If I were working for the winning contractor, I would take these OWB projects and move the code into something more common. Personally I would recommend straight Oracle PL/SQL and maybe some Korn shell scripts. You don't want to be locked into some little used tool that nobody knows how to use. This is a recipe for trouble. Heck. You could even convert the projects to a common programming language such as Java. The problem is that there is not a strong business case for this effort. In the end, the customer will just get something that does what the existing OWB project does. No net benefit other than ease of maintenance. I wonder what the future holds for this annual loading software.

Slow System

This week our users complained that the problem system had stopping responding. It was the second time that this had happened. Our DBA Team and Performance Engineering Team had some ideas about the problem. But in the end their analysis said that a strange process ran on the server that consumed all of the CPU. This answer did not generate a lot of faith from the user community.

When the problem happened a second time, the application development team had to step up to the task. This time around the DBA Team analyzed the Oracle trace files and found that there was an ORA-00060 error "deadlock detected". But this did not make any sense to me. The deadlock error happened at the end of an hour long system halt. Oracle should be able to detect such a deadlock within seconds, and at the most minutes.

Development took this idea and ran with it. We determined where in the code we execute the SQL that was reported to be in deadlock. Then we analyzed how the application can cause that line of code to be in a deadlock situation. The analysis was not too conclusive. We did some tests to try to reproduce the problem with this knowledge. But we were unsuccessful.

I scanned a database table where our application logs exceptional events. Strangely enough I found a lot of ORA-03113 errors "end of file on communications channel". This by itself does not indicate anything. When the system is hung, anybody can kill our application and cause their session to terminate. However they were coming from the same stored procedure in the database. I inspected this stored procedure and found some very suspicious code which does the following:
  • Declares a cursor with a SELECT ... FOR UPDATE clause
  • Loops through the cursor
  • Updates each record
  • Performs a COMMIT and the end of all the updates

Now it appears that multiple users were all hung on this stored procedure. I assumed that the first user to open the cursor would get a lock on all the records (due to the FOR UPDATE). However maybe Oracle only locks the records as the records are fetched from the cursor one by one. And if so, suppose all users were selecting the same records. Furthermore let us assume that some users locked some records, while others locked the rest. This would indeed be a deadlock situation. But I would still expect that Oracle could recognize this and give everybody except the first user an ORA-00060 and kill their locks.
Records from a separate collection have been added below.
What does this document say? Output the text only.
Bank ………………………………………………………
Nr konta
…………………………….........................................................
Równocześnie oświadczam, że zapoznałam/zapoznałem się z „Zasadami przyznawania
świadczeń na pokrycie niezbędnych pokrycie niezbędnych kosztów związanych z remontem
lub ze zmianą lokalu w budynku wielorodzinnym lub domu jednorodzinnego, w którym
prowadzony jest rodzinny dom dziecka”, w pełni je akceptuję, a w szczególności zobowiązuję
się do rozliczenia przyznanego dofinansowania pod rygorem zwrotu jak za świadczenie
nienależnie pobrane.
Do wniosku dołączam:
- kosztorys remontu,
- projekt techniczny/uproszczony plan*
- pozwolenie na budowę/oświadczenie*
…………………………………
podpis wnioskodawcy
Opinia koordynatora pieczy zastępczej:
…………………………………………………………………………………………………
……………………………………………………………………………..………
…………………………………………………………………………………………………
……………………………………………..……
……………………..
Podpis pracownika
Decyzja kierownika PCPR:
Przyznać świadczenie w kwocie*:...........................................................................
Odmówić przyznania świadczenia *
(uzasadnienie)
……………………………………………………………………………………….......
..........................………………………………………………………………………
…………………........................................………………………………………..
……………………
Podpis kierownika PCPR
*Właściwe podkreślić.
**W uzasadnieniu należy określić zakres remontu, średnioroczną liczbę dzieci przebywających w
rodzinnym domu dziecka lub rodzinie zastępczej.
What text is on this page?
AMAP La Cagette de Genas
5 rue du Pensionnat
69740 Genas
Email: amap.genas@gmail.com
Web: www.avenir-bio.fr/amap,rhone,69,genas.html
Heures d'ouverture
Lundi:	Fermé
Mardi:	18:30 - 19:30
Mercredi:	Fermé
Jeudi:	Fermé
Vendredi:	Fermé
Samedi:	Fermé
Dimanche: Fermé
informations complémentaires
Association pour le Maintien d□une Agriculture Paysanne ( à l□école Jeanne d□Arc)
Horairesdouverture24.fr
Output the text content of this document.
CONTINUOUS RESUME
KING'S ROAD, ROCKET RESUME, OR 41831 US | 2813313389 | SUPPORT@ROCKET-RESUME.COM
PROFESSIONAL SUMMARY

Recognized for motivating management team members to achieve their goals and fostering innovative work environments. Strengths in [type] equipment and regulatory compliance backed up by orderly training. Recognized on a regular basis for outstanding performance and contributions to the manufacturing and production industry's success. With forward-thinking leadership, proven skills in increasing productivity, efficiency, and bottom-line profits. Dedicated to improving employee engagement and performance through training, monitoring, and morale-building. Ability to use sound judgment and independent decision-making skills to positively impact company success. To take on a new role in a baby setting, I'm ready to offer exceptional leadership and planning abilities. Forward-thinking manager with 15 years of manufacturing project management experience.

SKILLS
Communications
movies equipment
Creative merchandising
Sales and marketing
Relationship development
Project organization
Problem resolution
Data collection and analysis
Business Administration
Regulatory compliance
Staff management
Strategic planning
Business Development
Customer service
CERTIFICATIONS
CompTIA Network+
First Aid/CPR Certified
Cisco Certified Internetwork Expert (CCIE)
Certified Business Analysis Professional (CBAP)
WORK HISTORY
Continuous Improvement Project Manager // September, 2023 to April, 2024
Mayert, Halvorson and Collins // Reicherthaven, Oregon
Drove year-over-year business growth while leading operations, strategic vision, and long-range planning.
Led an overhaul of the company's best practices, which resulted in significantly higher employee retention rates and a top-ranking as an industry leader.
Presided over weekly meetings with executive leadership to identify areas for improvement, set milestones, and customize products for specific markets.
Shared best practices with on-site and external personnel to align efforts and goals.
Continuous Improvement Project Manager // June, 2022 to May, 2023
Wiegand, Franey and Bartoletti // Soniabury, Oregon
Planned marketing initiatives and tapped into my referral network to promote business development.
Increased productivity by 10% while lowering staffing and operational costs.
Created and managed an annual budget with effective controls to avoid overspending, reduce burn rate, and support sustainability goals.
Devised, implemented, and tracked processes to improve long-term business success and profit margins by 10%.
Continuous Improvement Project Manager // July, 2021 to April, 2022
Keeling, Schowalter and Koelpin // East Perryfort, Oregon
My plan for now is to have a developer simulate the situation where multiple users all execute this stored procedure at the same time. In addition, I want there to be a lot of records to update, thereby increasing the odds that we can conflict with each other's transactions. If this turns out to be the problem, I will (1) get the database guys to configure Oracle to detect this easily, and (2) rewrite the stored procedure to get the locks one record at a time.